Complete entropic inequalities for quantum Markov chains

TL;DR

This paper establishes fundamental entropic inequalities for quantum Markov chains, including modified log-Sobolev inequalities, strong data processing inequalities, and approximate tensorization of relative entropy, with broad applications in quantum information theory.

Contribution

It introduces new entropic inequalities for quantum Markov semigroups and channels, extending quantum entropy subadditivity and providing bounds relevant for quantum designs and Markovian evolutions.

Findings

Proves modified log-Sobolev inequalities for GNS-symmetric quantum Markov semigroups.

Establishes strong data processing inequalities for finite-dimensional quantum channels.

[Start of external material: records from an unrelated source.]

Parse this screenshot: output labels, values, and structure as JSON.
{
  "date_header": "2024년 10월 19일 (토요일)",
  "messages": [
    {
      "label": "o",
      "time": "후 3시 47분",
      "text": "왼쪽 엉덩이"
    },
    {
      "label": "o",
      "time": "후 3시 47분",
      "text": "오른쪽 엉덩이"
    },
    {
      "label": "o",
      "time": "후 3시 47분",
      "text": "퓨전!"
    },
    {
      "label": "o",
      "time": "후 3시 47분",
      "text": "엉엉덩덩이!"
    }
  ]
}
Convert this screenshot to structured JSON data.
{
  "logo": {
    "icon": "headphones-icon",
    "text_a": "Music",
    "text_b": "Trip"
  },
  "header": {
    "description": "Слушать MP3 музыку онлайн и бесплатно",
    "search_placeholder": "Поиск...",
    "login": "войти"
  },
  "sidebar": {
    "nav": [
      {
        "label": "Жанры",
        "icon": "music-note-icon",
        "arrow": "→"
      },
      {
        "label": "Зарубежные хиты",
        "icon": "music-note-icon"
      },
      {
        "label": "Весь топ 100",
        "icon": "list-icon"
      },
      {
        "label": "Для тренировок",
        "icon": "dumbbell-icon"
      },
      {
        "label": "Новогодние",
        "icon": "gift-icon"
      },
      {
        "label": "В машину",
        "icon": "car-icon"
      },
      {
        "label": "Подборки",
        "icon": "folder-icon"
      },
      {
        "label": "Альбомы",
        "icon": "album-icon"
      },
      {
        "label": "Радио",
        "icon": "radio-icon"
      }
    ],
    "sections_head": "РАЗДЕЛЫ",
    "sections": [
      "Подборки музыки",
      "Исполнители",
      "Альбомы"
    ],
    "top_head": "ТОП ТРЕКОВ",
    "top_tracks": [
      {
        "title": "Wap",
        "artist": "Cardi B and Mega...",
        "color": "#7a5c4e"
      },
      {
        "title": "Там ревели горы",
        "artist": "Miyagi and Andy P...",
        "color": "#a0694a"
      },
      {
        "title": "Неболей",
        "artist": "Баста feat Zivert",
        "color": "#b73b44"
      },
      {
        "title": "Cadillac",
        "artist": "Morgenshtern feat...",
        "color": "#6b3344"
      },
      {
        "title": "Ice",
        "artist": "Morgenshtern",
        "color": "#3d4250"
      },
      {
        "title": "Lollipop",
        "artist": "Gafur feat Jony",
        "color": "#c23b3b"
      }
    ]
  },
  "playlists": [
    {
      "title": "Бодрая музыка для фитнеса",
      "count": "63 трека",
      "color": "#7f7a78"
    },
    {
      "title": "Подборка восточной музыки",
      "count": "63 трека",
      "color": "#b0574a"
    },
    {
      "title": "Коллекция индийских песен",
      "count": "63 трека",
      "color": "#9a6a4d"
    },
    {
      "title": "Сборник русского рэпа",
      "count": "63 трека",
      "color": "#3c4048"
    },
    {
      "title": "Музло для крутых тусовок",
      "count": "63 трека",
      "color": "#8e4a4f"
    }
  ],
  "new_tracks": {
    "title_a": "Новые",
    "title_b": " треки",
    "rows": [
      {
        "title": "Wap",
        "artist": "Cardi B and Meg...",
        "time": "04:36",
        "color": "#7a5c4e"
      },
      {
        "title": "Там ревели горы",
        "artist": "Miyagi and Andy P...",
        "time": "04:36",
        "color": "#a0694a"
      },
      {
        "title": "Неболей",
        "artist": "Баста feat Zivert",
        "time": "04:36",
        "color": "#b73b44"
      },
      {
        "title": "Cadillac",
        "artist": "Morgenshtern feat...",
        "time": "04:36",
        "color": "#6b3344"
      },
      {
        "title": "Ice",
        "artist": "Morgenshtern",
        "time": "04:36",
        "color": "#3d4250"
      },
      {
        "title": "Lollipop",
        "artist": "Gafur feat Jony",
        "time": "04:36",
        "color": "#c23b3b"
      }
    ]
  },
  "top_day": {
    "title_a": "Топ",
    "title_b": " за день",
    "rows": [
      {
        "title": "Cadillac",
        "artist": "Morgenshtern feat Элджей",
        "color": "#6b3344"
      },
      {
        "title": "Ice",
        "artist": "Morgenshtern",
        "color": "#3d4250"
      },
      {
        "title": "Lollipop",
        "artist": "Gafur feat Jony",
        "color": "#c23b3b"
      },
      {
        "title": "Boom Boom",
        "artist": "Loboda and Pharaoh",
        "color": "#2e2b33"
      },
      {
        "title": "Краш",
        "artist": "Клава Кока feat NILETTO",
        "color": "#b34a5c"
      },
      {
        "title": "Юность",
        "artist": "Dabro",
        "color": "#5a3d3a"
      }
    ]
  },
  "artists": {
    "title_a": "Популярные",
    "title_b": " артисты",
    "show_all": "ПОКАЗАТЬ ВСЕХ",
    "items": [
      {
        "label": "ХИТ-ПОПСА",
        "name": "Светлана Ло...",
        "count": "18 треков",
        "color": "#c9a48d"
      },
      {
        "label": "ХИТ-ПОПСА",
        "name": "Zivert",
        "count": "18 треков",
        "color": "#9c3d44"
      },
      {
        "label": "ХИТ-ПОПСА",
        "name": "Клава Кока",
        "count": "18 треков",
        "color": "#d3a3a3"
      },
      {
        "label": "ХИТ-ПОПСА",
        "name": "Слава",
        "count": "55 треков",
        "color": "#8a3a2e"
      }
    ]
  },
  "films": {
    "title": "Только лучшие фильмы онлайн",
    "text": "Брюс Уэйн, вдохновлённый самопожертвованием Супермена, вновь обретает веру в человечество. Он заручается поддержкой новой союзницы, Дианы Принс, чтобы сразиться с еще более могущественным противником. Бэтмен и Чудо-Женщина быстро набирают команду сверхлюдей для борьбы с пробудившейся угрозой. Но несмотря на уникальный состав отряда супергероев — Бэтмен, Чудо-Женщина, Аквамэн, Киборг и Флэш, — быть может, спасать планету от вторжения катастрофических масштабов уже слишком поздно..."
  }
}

Demonstrates approximate tensorization of quantum relative entropy, extending SSA.

Abstract

We prove that every GNS-symmetric quantum Markov semigroup on a finite dimensional matrix algebra satisfies a modified log-Sobolev inequality. In the discrete time setting, we prove that every finite dimensional GNS-symmetric quantum channel satisfies a strong data processing inequality with respect to its decoherence free part. Moreover, we establish the first general approximate tensorization property of relative entropy. This extends the famous strong subadditivity of the quantum entropy (SSA) of two subsystems to the general setting of two subalgebras. All the three results are independent of the size of the environment and hence satisfy the tensorization property. They are obtained via a common, conceptually simple method for proving entropic inequalities via spectral or $L_2$-estimates. As applications, we combine our results on the modified log-Sobolev inequality and approximate tensorization to derive bounds for examples of both theoretical and practical relevance, including representation of sub-Laplacians on $\operatorname{SU}(2)$ and various classes of local quantum Markov semigroups such as quantum Kac generators and continuous time approximate unitary designs. For the latter, our bounds imply the existence of local continuous time Markovian evolutions on $nk$ qudits forming $\epsilon$-approximate $k$-designs in relative entropy for times scaling as $\widetilde{\mathcal{O}}(n^2 \operatorname{poly}(k))$.